Plan for Profit
If there’s one thing we can agree on, it’s that today’s small and mid-sized business owners don’t have it easy.
While the majority of business owners in the meat and poultry processing industry may be experts on the industry, running the day-to-day operations of the business is often overwhelming for many of them. For instance, many get too caught up in the short-term details and lose sight of the big picture – the real role of a business owner. External issues consume their focus, when their attention should be focused on addressing the needs of their own business and managing for profits.
The first and most important question you need to ask as a business owner or manager is: Are we profitable? And if not, how can we be profitable?
Business owners need to stop living on residual profit, or what’s left over, and implement a business model that ensures profit.
How much do I want to make, and how can I get there? The answer is simple – plan for profit. This can be done by adhering to a planned profit model – a simple equation that ensures you act today, but plan for tomorrow.
Revenue – Profit = Expenses
Profit should not be a result or an outcome. Profit should be looked at first. However, most managers don’t realize that profit is a number that can be decided upon, as a fixed input variable, determined and controlled in advance. Too many businesses use a model that places profit as the result, and don’t know how much money they have generated (or lost) until the accounting period ends.
What do I want my profit to be? How much revenue will it require? And, what expenses can I cut?
While you can’t cut your way to profitability, you can control costs and increase productivity.
The trick is finding which costs can be cut or controlled and how to do it. The same goes for the production. An efficient business eliminates wastes within the operation. Such waste includes:
• Labor inefficiencies, such as too many employees, improper allocation of personnel for jobs, and scheduling problems.
• Material inefficiencies, including poor purchasing decisions, cost issues, and wasted materials.
• Service inefficiencies, both on part of the business not serving customers effectively, as well as vendors providing ineffective services, such as marketing services that don’t provide sufficient ROI.
• Inventory control, which includes having too much inventory, not having inventory where it is needed, and having too much cash tied up in inventory.
Any business owner can perform better if he or she implements a strategic planned profit model and remembers three key ideas:
• Data Warehousing – This is a fancy, computer-oriented term for something that smart owners have done for years; remembering past experience to improve current and future performance. The concept of Data Warehousing is a natural next step after starting to use Business Intelligence. Once you have the data, store it so that it can be used to plan and compare against future work. Your corporate memory will prove to be critical to avoiding decisions that may have negative ramifications and which should have been learned from the past.

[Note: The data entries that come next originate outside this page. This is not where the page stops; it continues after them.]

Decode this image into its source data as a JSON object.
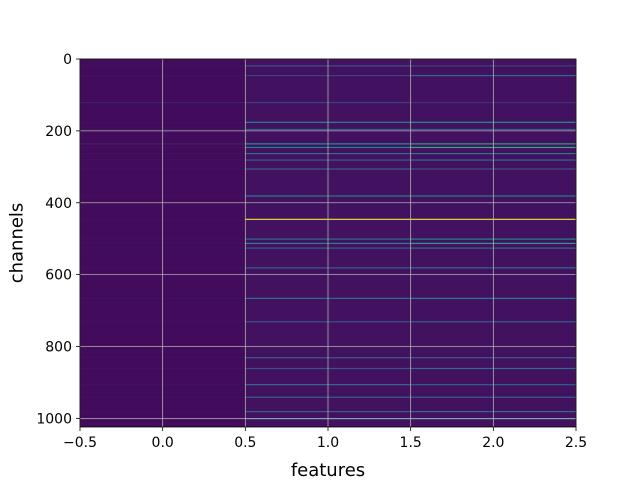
{
  "chart_data": {
    "type": "heatmap",
    "title": "",
    "xlabel": "features",
    "ylabel": "channels",
    "xlim": [
      -0.5,
      2.5
    ],
    "ylim": [
      1024,
      0
    ],
    "x_ticks": [
      -0.5,
      0.0,
      0.5,
      1.0,
      1.5,
      2.0,
      2.5
    ],
    "x_tick_labels": [
      "−0.5",
      "0.0",
      "0.5",
      "1.0",
      "1.5",
      "2.0",
      "2.5"
    ],
    "y_ticks": [
      0,
      200,
      400,
      600,
      800,
      1000
    ],
    "y_tick_labels": [
      "0",
      "200",
      "400",
      "600",
      "800",
      "1000"
    ],
    "grid": true,
    "colormap": "viridis",
    "columns": [
      0,
      1,
      2
    ],
    "n_channels": 1024,
    "base_values": [
      0.03,
      0.05,
      0.05
    ],
    "notable_rows": [
      {
        "channel": 18,
        "values": [
          0.05,
          0.25,
          0.2
        ]
      },
      {
        "channel": 45,
        "values": [
          0.05,
          0.2,
          0.35
        ]
      },
      {
        "channel": 120,
        "values": [
          0.1,
          0.2,
          0.15
        ]
      },
      {
        "channel": 175,
        "values": [
          0.05,
          0.45,
          0.5
        ]
      },
      {
        "channel": 195,
        "values": [
          0.05,
          0.3,
          0.3
        ]
      },
      {
        "channel": 235,
        "values": [
          0.1,
          0.5,
          0.55
        ]
      },
      {
        "channel": 245,
        "values": [
          0.05,
          0.45,
          0.6
        ]
      },
      {
        "channel": 262,
        "values": [
          0.05,
          0.35,
          0.4
        ]
      },
      {
        "channel": 280,
        "values": [
          0.05,
          0.3,
          0.35
        ]
      },
      {
        "channel": 305,
        "values": [
          0.05,
          0.3,
          0.25
        ]
      },
      {
        "channel": 380,
        "values": [
          0.05,
          0.4,
          0.4
        ]
      },
      {
        "channel": 445,
        "values": [
          0.05,
          0.95,
          0.95
        ]
      },
      {
        "channel": 500,
        "values": [
          0.05,
          0.35,
          0.45
        ]
      },
      {
        "channel": 512,
        "values": [
          0.05,
          0.45,
          0.55
        ]
      },
      {
        "channel": 525,
        "values": [
          0.05,
          0.3,
          0.35
        ]
      },
      {
        "channel": 580,
        "values": [
          0.05,
          0.3,
          0.35
        ]
      },
      {
        "channel": 665,
        "values": [
          0.05,
          0.35,
          0.4
        ]
      },
      {
        "channel": 730,
        "values": [
          0.05,
          0.25,
          0.3
        ]
      },
      {
        "channel": 830,
        "values": [
          0.05,
          0.3,
          0.3
        ]
      },
      {
        "channel": 860,
        "values": [
          0.05,
          0.25,
          0.35
        ]
      },
      {
        "channel": 905,
        "values": [
          0.05,
          0.35,
          0.3
        ]
      },
      {
        "channel": 940,
        "values": [
          0.05,
          0.3,
          0.3
        ]
      },
      {
        "channel": 980,
        "values": [
          0.05,
          0.3,
          0.35
        ]
      },
      {
        "channel": 1000,
        "values": [
          0.1,
          0.35,
          0.35
        ]
      }
    ]
  }
}
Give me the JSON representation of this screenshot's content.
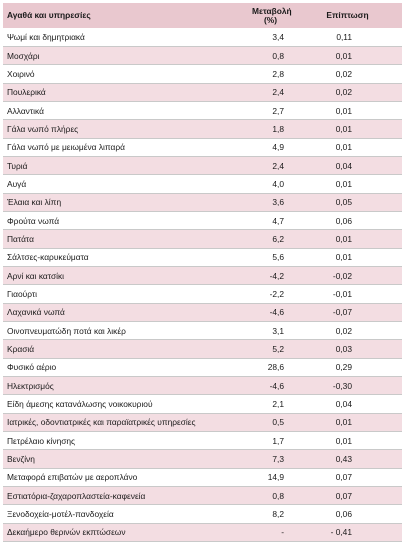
{
  "table": {
    "headers": {
      "item": "Αγαθά και υπηρεσίες",
      "change_line1": "Μεταβολή",
      "change_line2": "(%)",
      "effect": "Επίπτωση"
    },
    "rows": [
      {
        "item": "Ψωμί και δημητριακά",
        "change": "3,4",
        "effect": "0,11"
      },
      {
        "item": "Μοσχάρι",
        "change": "0,8",
        "effect": "0,01"
      },
      {
        "item": "Χοιρινό",
        "change": "2,8",
        "effect": "0,02"
      },
      {
        "item": "Πουλερικά",
        "change": "2,4",
        "effect": "0,02"
      },
      {
        "item": "Αλλαντικά",
        "change": "2,7",
        "effect": "0,01"
      },
      {
        "item": "Γάλα νωπό πλήρες",
        "change": "1,8",
        "effect": "0,01"
      },
      {
        "item": "Γάλα νωπό με μειωμένα λιπαρά",
        "change": "4,9",
        "effect": "0,01"
      },
      {
        "item": "Τυριά",
        "change": "2,4",
        "effect": "0,04"
      },
      {
        "item": "Αυγά",
        "change": "4,0",
        "effect": "0,01"
      },
      {
        "item": "Έλαια και λίπη",
        "change": "3,6",
        "effect": "0,05"
      },
      {
        "item": "Φρούτα νωπά",
        "change": "4,7",
        "effect": "0,06"
      },
      {
        "item": "Πατάτα",
        "change": "6,2",
        "effect": "0,01"
      },
      {
        "item": "Σάλτσες-καρυκεύματα",
        "change": "5,6",
        "effect": "0,01"
      },
      {
        "item": "Αρνί και κατσίκι",
        "change": "-4,2",
        "effect": "-0,02"
      },
      {
        "item": "Γιαούρτι",
        "change": "-2,2",
        "effect": "-0,01"
      },
      {
        "item": "Λαχανικά νωπά",
        "change": "-4,6",
        "effect": "-0,07"
      },
      {
        "item": "Οινοπνευματώδη ποτά και λικέρ",
        "change": "3,1",
        "effect": "0,02"
      },
      {
        "item": "Κρασιά",
        "change": "5,2",
        "effect": "0,03"
      },
      {
        "item": "Φυσικό αέριο",
        "change": "28,6",
        "effect": "0,29"
      },
      {
        "item": "Ηλεκτρισμός",
        "change": "-4,6",
        "effect": "-0,30"
      },
      {
        "item": "Είδη άμεσης κατανάλωσης νοικοκυριού",
        "change": "2,1",
        "effect": "0,04"
      },
      {
        "item": "Ιατρικές, οδοντιατρικές και παραϊατρικές υπηρεσίες",
        "change": "0,5",
        "effect": "0,01"
      },
      {
        "item": "Πετρέλαιο κίνησης",
        "change": "1,7",
        "effect": "0,01"
      },
      {
        "item": "Βενζίνη",
        "change": "7,3",
        "effect": "0,43"
      },
      {
        "item": "Μεταφορά επιβατών με αεροπλάνο",
        "change": "14,9",
        "effect": "0,07"
      },
      {
        "item": "Εστιατόρια-ζαχαροπλαστεία-καφενεία",
        "change": "0,8",
        "effect": "0,07"
      },
      {
        "item": "Ξενοδοχεία-μοτέλ-πανδοχεία",
        "change": "8,2",
        "effect": "0,06"
      },
      {
        "item": "Δεκαήμερο θερινών εκπτώσεων",
        "change": "-",
        "effect": "- 0,41"
      }
    ]
  },
  "colors": {
    "header_bg": "#e9c8cf",
    "alt_row_bg": "#f3dde2",
    "border": "#c9c9c9"
  }
}
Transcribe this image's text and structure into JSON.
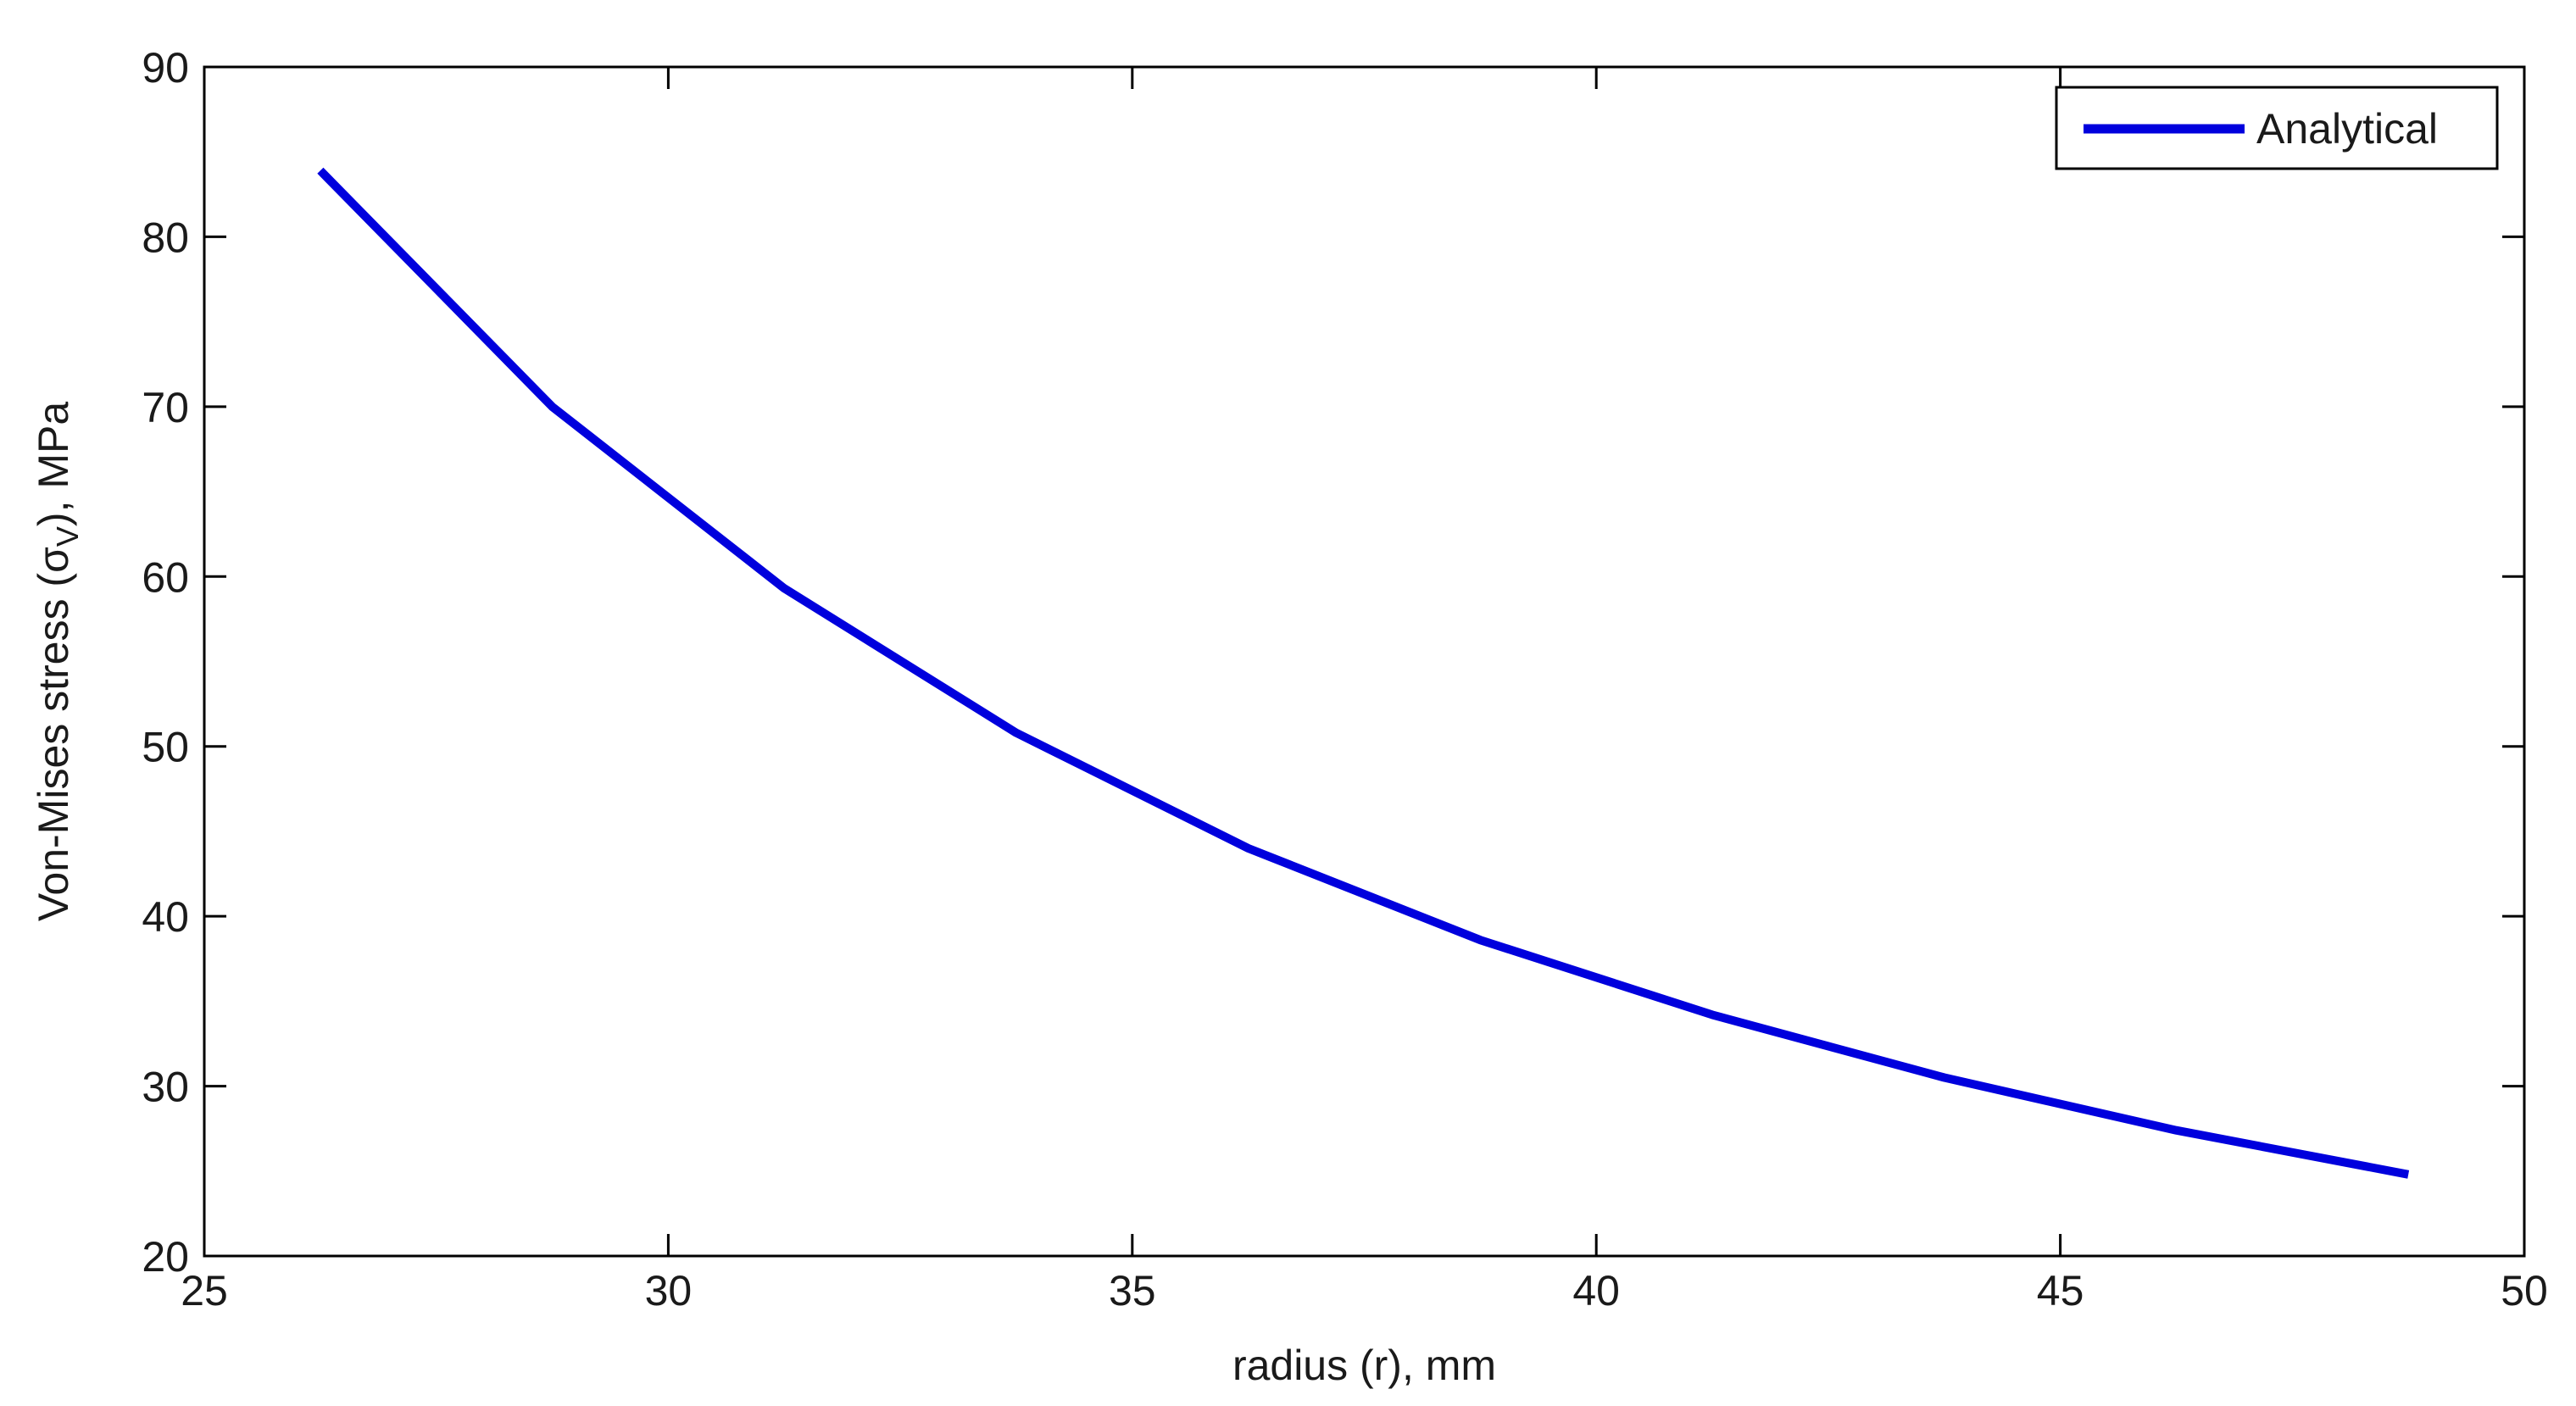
{
  "chart_data": {
    "type": "line",
    "xlabel": "radius (r), mm",
    "ylabel": {
      "pre": "Von-Mises stress (σ",
      "sub": "V",
      "post": "), MPa"
    },
    "xlim": [
      25,
      50
    ],
    "ylim": [
      20,
      90
    ],
    "xticks": [
      25,
      30,
      35,
      40,
      45,
      50
    ],
    "yticks": [
      20,
      30,
      40,
      50,
      60,
      70,
      80,
      90
    ],
    "grid": false,
    "legend_position": "top-right",
    "series": [
      {
        "name": "Analytical",
        "color": "#0000dd",
        "x": [
          26.25,
          28.75,
          31.25,
          33.75,
          36.25,
          38.75,
          41.25,
          43.75,
          46.25,
          48.75
        ],
        "y": [
          83.9,
          70.0,
          59.3,
          50.8,
          44.0,
          38.6,
          34.2,
          30.5,
          27.4,
          24.8
        ]
      }
    ]
  }
}
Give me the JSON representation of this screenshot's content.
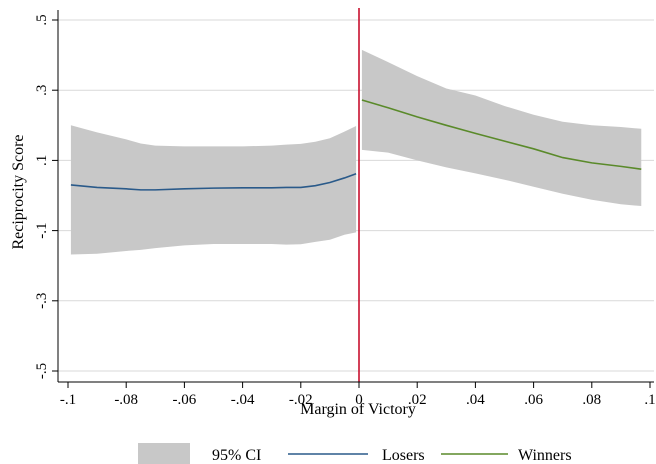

• Key Performance Indicators – KPIs are the number of customers served per day, the amount of cash brought in per week, and the quantity of widgets sold per period.
All of these factors are why many owners and managers turn to professional business management consultants to help them find the problem areas of their businesses and provide them with the tools to fix it. A key reason for using professional assistance is the fact that outsiders bring an objective viewpoint. Owners or managers of a troubled business may be reluctant or unable to identify problems or offer a lasting solution, since they may be largely responsible for the problems to begin with. When business owners invest in professional consulting expertise, they can receive the greatest return on that investment – a profitable business for years to come.